Es gibt eine Pause, während sie wieder in Apathie verfällt, aber ich habe die Panik gehört. Eine Sekunde lang war sie besorgt.

"Du musst mich nicht immer warten lassen."

"Und du musst mich auch nicht immer zwei Meilen von meinem Download-Port entfernt absetzen, aber wir sind wohl beide ein bisschen kleinlich, was, Dell?"

Ich höre, wie sie aus 196 Welten Entfernung lächelt, aber nicht lächelt. Seit ich vor sechs Jahren eingestellt wurde, habe ich mich vor der körperlichen Ertüchtigung für meinen Job gedrückt. Sie ist so verklemmt, dass man meinen könnte, sie würde mich einfach melden, aber sie zwingt mich zu diesen langen Spaziergängen, das ist ihre Antwort.

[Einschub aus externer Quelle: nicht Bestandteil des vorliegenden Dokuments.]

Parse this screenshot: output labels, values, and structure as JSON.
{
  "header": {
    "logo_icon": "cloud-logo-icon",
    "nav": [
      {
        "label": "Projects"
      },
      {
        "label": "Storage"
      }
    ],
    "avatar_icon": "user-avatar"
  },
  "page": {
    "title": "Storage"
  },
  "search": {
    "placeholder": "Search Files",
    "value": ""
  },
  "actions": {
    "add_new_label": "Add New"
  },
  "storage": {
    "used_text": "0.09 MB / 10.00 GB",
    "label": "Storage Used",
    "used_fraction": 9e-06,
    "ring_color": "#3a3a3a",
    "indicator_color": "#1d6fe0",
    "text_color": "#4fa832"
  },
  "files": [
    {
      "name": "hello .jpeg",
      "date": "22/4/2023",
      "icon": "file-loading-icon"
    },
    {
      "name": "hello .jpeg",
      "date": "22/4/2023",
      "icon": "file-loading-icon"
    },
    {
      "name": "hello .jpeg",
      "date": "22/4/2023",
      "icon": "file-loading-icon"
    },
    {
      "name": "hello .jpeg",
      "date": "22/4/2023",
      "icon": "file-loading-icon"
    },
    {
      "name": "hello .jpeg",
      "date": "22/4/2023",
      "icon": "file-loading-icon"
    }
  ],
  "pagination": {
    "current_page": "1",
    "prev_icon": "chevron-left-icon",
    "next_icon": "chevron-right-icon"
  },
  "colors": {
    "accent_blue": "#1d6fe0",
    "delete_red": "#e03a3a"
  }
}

"Sie werden zurückverlangt. Es liegt eine Akte auf Ihrem Schreibtisch."

"Ich habe meine Abrufe für diese Woche schon."

"Keine Abrufe. Eine neue Akte."

"Nein, aber..."

Ich lege meine Hand auf meine Brust, in der Erwartung, eine Beule zu spüren, ein fehlendes Stück Fleisch.

Ich will ihr sagen, dass das nicht wahr sein kann. Ich will ihr sagen, dass ich es gewusst hätte. Stattdessen sage ich ihr, dass ich eine Stunde brauche und kappe die Verbindung.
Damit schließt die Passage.